I haven’t been writing much this year—trying to change that lately, but barely willing to commit to even Camp NaNoWriMo and its flexible goal-setting. I’ve been reading a lot: some fiction; a lot of non-fiction, mostly books. I’ve been keeping a notebook of excerpts and quotes, as I read. I’ve been taking a lot in. I’ve been utilizing the heck out of my new-as-of-this-year library card. I’ve saved over $500 so far by using my local library! (The checkout receipt keeps a running total.) I just started Agatha Christie’s An Autobiography, and it occurs to me that what I’ve wanted to read lately is memoirs, and books about writers and writing. (Light the Dark and Women Writers at Work come to mind.)
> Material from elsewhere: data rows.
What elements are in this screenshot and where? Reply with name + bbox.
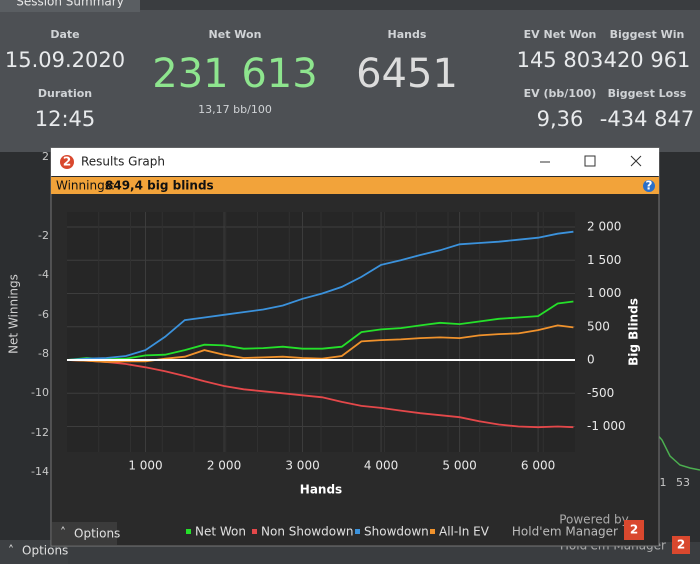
y-tick-label: 2 000: [587, 220, 621, 234]
legend-swatch: [430, 529, 435, 534]
x-tick-label: 4 000: [364, 459, 398, 473]
y-axis-title: Big Blinds: [627, 298, 641, 366]
stat-value: 145 803: [517, 48, 604, 72]
y-tick-label: 500: [587, 319, 610, 333]
stat-value: 12:45: [35, 107, 96, 131]
window-brand: Hold'em Manager: [512, 525, 618, 539]
x-tick-label: 3 000: [285, 459, 319, 473]
legend-swatch: [252, 529, 257, 534]
window-title: Results Graph: [81, 155, 165, 169]
stat-value: 15.09.2020: [5, 48, 125, 72]
window-brand-logo: [624, 520, 644, 540]
stat-value: 231 613: [152, 51, 317, 97]
plot: 1 000 2 000 3 000 4 000 5 000 6 000 -1 000 -500…: [66, 212, 626, 473]
legend-label: Non Showdown: [261, 525, 354, 539]
title-bar: [51, 148, 659, 176]
window-icon: [60, 155, 74, 169]
legend-label: Net Won: [195, 525, 246, 539]
info-bar: [51, 177, 659, 194]
stat-sub: 13,17 bb/100: [198, 103, 272, 116]
y-tick-label: -500: [587, 386, 614, 400]
options-label[interactable]: Options: [22, 544, 68, 558]
options-caret: ˄: [8, 544, 14, 558]
winnings-value: 849,4 big blinds: [105, 179, 214, 193]
background-y-tick: -2: [38, 229, 49, 242]
x-tick-label: 6 000: [521, 459, 555, 473]
background-y-tick: -6: [38, 308, 49, 321]
legend-swatch: [355, 529, 360, 534]
y-tick-label: 1 500: [587, 253, 621, 267]
legend: Net Won Non Showdown Showdown All-In EV: [186, 525, 490, 539]
stat-label: Biggest Loss: [608, 87, 687, 100]
background-y-tick: -4: [38, 268, 49, 281]
window-options-button[interactable]: [52, 522, 117, 545]
options-caret: ˄: [60, 526, 66, 540]
legend-swatch: [186, 529, 191, 534]
background-x-tick: 1: [660, 476, 667, 489]
background-y-tick: -14: [31, 465, 49, 478]
window-brand-logo-text: 2: [630, 523, 638, 537]
stat-label: Duration: [38, 87, 92, 100]
series-line: [66, 359, 574, 429]
window-options-label[interactable]: Options: [74, 527, 120, 541]
y-tick-label: 0: [587, 353, 595, 367]
x-tick-label: 5 000: [442, 459, 476, 473]
legend-label: All-In EV: [439, 525, 490, 539]
stat-value: -434 847: [600, 107, 694, 131]
summary-panel: [0, 10, 700, 152]
x-axis-title: Hands: [300, 483, 342, 497]
background-y-tick: -8: [38, 347, 49, 360]
powered-by: Powered by: [559, 513, 629, 527]
x-tick-label: 2 000: [207, 459, 241, 473]
stat-label: EV (bb/100): [524, 87, 597, 100]
stat-label: Biggest Win: [610, 28, 685, 41]
y-tick-label: -1 000: [587, 419, 626, 433]
maximize[interactable]: [584, 155, 596, 167]
series-line: [66, 300, 574, 361]
stat-value: 6451: [356, 51, 458, 97]
background-y-tick: 2: [42, 150, 49, 163]
background-ticks: 2 -2 -4 -6 -8 -10 -12 -14 1 53: [31, 150, 690, 489]
stat-label: EV Net Won: [524, 28, 597, 41]
close[interactable]: [630, 155, 642, 167]
background-y-label: Net Winnings: [7, 274, 21, 354]
background-line: [654, 431, 700, 471]
tab[interactable]: [0, 0, 140, 12]
window-icon-text: 2: [63, 155, 71, 169]
stat-value: 420 961: [604, 48, 691, 72]
background-y-tick: -10: [31, 386, 49, 399]
help-text[interactable]: ?: [646, 179, 653, 193]
background-y-tick: -12: [31, 426, 49, 439]
series-line: [66, 230, 574, 361]
stat-label: Date: [50, 28, 79, 41]
stat-label: Hands: [388, 28, 427, 41]
background-x-tick: 53: [676, 476, 690, 489]
x-tick-label: 1 000: [128, 459, 162, 473]
stat-label: Net Won: [209, 28, 262, 41]
legend-label: Showdown: [364, 525, 429, 539]
winnings-label: Winnings:: [56, 179, 115, 193]
stat-value: 9,36: [537, 107, 584, 131]
brand-logo: [672, 536, 690, 554]
brand-logo-text: 2: [677, 538, 685, 552]
tab-label[interactable]: Session Summary: [16, 0, 124, 9]
help[interactable]: [643, 180, 655, 192]
y-tick-label: 1 000: [587, 286, 621, 300]
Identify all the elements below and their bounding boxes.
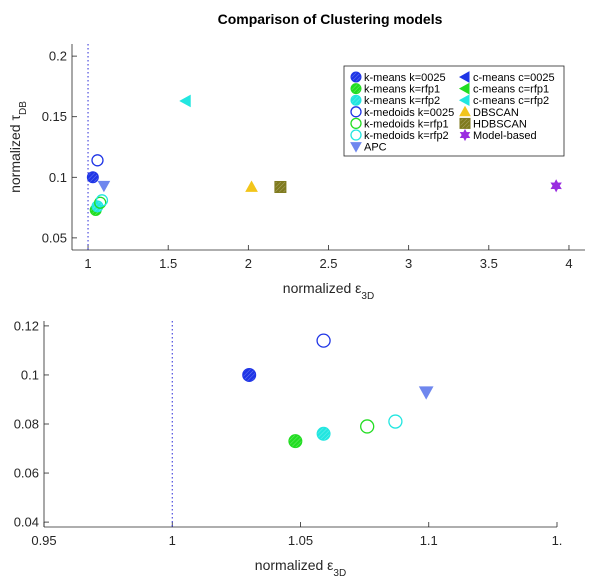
marker-dbscan [459, 105, 471, 117]
legend-item-hdbscan: HDBSCAN [459, 117, 527, 130]
legend-item-k-means-k-rfp2: k-means k=rfp2 [350, 94, 440, 107]
legend-item-c-means-c-0025: c-means c=0025 [458, 71, 555, 84]
legend-label: DBSCAN [473, 107, 519, 119]
marker-k-means-k-rfp1 [288, 434, 303, 449]
legend-box [343, 65, 565, 157]
plot-area [44, 321, 557, 527]
x-tick-label: 3 [405, 256, 412, 271]
marker-k-medoids-k-rfp2 [95, 194, 109, 207]
chart-title: Comparison of Clustering models [218, 11, 443, 27]
top-scatter-plot: 1 1.5 2 2.5 3 3.5 4 0.05 0.1 0.15 0.2 normalized ε3… [7, 44, 585, 302]
x-tick-label: 1.5 [159, 256, 177, 271]
x-tick-label: 1.1 [420, 533, 438, 548]
marker-apc [350, 142, 362, 153]
marker-apc [97, 180, 111, 193]
marker-c-means-c-0025 [458, 71, 470, 83]
marker-c-means-c-rfp2 [179, 94, 191, 108]
marker-k-means-k-0025 [242, 367, 257, 382]
marker-k-medoids-k-0025 [350, 106, 362, 118]
y-axis-label: normalized τDB [7, 101, 29, 193]
legend-label: k-medoids k=rfp2 [364, 130, 449, 142]
legend-label: k-means k=0025 [364, 72, 446, 84]
legend-label: k-medoids k=rfp1 [364, 118, 449, 130]
y-tick-label: 0.05 [42, 230, 67, 245]
legend-item-k-means-k-rfp1: k-means k=rfp1 [350, 83, 440, 96]
legend-label: c-means c=rfp2 [473, 95, 549, 107]
marker-c-means-c-rfp1 [458, 82, 470, 95]
x-axis-label: normalized ε3D [255, 557, 346, 579]
legend-label: HDBSCAN [473, 118, 527, 130]
y-axis-label: normalized τDB [0, 378, 1, 470]
marker-k-medoids-k-0025 [316, 333, 331, 348]
legend-item-dbscan: DBSCAN [459, 105, 519, 119]
marker-c-means-c-rfp2 [458, 94, 470, 107]
marker-k-medoids-k-rfp1 [94, 196, 107, 209]
legend-item-k-means-k-0025: k-means k=0025 [350, 71, 446, 84]
marker-model-based [550, 179, 562, 193]
legend-label: k-medoids k=0025 [364, 107, 454, 119]
y-tick-label: 0.08 [14, 417, 39, 432]
x-tick-label: 1 [169, 533, 176, 548]
x-tick-label: 4 [565, 256, 572, 271]
x-tick-label: 1 [84, 256, 91, 271]
marker-k-medoids-k-rfp1 [360, 419, 375, 434]
y-tick-label: 0.06 [14, 466, 39, 481]
legend-label: Model-based [473, 130, 537, 142]
x-tick-label: 1. [552, 533, 563, 548]
legend-item-k-medoids-k-rfp1: k-medoids k=rfp1 [350, 117, 449, 130]
marker-k-medoids-k-rfp2 [388, 414, 403, 429]
marker-k-medoids-k-rfp1 [350, 117, 362, 130]
marker-k-medoids-k-0025 [91, 154, 104, 167]
marker-hdbscan [274, 180, 287, 193]
x-tick-label: 2 [245, 256, 252, 271]
legend-item-c-means-c-rfp1: c-means c=rfp1 [458, 82, 549, 96]
y-tick-label: 0.2 [49, 49, 67, 64]
x-tick-label: 3.5 [480, 256, 498, 271]
legend-label: k-means k=rfp1 [364, 84, 440, 96]
x-tick-label: 2.5 [319, 256, 337, 271]
y-tick-label: 0.12 [14, 318, 39, 333]
bottom-zoom-scatter-plot: 0.95 1 1.05 1.1 1. 0.04 0.06 0.08 0.1 0.12 normali… [0, 318, 562, 578]
x-tick-label: 1.05 [288, 533, 313, 548]
marker-k-medoids-k-rfp2 [350, 129, 362, 141]
legend-label: c-means c=rfp1 [473, 84, 549, 96]
marker-apc [418, 386, 434, 400]
x-axis-label: normalized ε3D [283, 280, 374, 302]
legend-item-model-based: Model-based [459, 128, 537, 142]
marker-model-based [459, 128, 471, 142]
y-tick-label: 0.1 [21, 367, 39, 382]
legend-item-k-medoids-k-rfp2: k-medoids k=rfp2 [350, 129, 449, 142]
legend-label: APC [364, 142, 387, 154]
marker-hdbscan [459, 117, 471, 129]
y-tick-label: 0.04 [14, 515, 39, 530]
marker-k-means-k-rfp2 [350, 94, 362, 106]
marker-k-means-k-rfp1 [350, 83, 362, 95]
x-tick-label: 0.95 [31, 533, 56, 548]
y-tick-label: 0.1 [49, 170, 67, 185]
marker-dbscan [245, 180, 258, 192]
y-tick-label: 0.15 [42, 109, 67, 124]
legend-item-k-medoids-k-0025: k-medoids k=0025 [350, 106, 454, 119]
marker-k-means-k-rfp2 [316, 426, 331, 441]
legend-label: k-means k=rfp2 [364, 95, 440, 107]
legend-label: c-means c=0025 [473, 72, 555, 84]
legend-item-apc: APC [350, 142, 387, 154]
legend-item-c-means-c-rfp2: c-means c=rfp2 [458, 94, 549, 107]
marker-k-means-k-0025 [86, 171, 99, 184]
marker-k-means-k-0025 [350, 71, 362, 83]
I’ve come back to Mary Karr’s The Art of Memoir—I bought when it came out in 2016, but set it aside. I knew I’d want to read it, but didn’t feel ready when I started—and I semi-failed her pop quiz: “Don’t write about people you hate… Ditto: don’t write about a divorce you’re going through.” [sad trombone] Since the divorce was still very much a part of my conscious day-to-day living, I didn’t see how I couldn’t not write about it.
And now I wonder, will I write about my divorce, or my ex… or other persons closely affiliated with both? Indirectly, I’m sure I will. I hardly see how it can be avoided. But write about it directly? Probably not. I can sum up my reasoning with a quote from Pride and Prejudice (emphasis mine):
Lady Catherine de Bourgh: “I take no leave of you, Miss Bennett. I send no compliments to your mother, you deserve no such attention.”
It’s a lot better than it was, but even still, that subject wastes too much of my processing power. It/he/THEY deserve NO attention at all.
I’m thinking a lot about what my hangups are, in terms of writing. The act of storytelling is something that takes place continuously for me—in my head, relating events to myself, out loud, relating things to others—and I know writing is something I crave to be doing. Yet it’s not getting done, certainly not regularly—lately not at all. During the first year of “crisis”, I was journaling every day, pages and pages of sifting through emotions and events, trying to figure it all out. Now, I still write pages of text, but it’s more sporadic—things have moved beyond that emotional maelstrom, and largely it’s recounting events and things that seem significant. Processing. Always processing.
Maybe I’m overcomplicating things. Maybe all I need is to think of everything, fiction and non-fiction, in terms of telling someone a story. That’s all it is, after all… telling a story. And hoping to be clear, concise, and entertaining. Entertaining, like this spinning space shuttle… maybe that’s just me.